The growth of phytoplankton populations is dependent on light levels and nutrient availability. The main factor limiting growth varies from region to region in the world's oceans. On a broad scale, growth of phytoplankton in the oligotrophic tropical and subtropical gyres is generally limited by nutrient supply, while light often limits phytoplankton growth in subarctic gyres. Environmental variability at multiple scales influences the nutrient and light available for phytoplankton. As these organisms form the base of the marine food web, this variability in phytoplankton growth influences higher trophic levels. For example, at interannual scales phytoplankton levels temporarily plummet during El Nino periods, influencing populations of zooplankton, fishes, sea birds, and marine mammals.

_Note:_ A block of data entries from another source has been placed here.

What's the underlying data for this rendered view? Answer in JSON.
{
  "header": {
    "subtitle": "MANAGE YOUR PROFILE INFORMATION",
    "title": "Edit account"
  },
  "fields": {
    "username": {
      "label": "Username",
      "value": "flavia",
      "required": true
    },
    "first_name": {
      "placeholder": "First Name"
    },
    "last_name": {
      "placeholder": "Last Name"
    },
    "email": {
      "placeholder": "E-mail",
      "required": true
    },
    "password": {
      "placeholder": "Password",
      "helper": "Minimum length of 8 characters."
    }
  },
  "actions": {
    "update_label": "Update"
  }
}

The effects of anthropogenic warming on the global population of phytoplankton are an area of active research. Changes in the vertical stratification of the water column, the rate of temperature-dependent biological reactions, and the atmospheric supply of nutrients are expected to have important impacts on future phytoplankton productivity. Additionally, changes in the mortality of phytoplankton due to rates of zooplankton grazing may be significant.
Freshly hatched fish larvae are also plankton for a few days as long as they cannot swim against currents. Zooplankton are the initial prey item for almost all fish larvae as they switch from their yolk sacs to external feeding. Fish rely on the density and distribution of zooplankton to match that of new larvae, which can otherwise starve. Natural factors (e.g., current variations) and man-made factors (e.g. river dams) can strongly affect zooplankton, which can in turn strongly affect larval survival and therefore breeding success.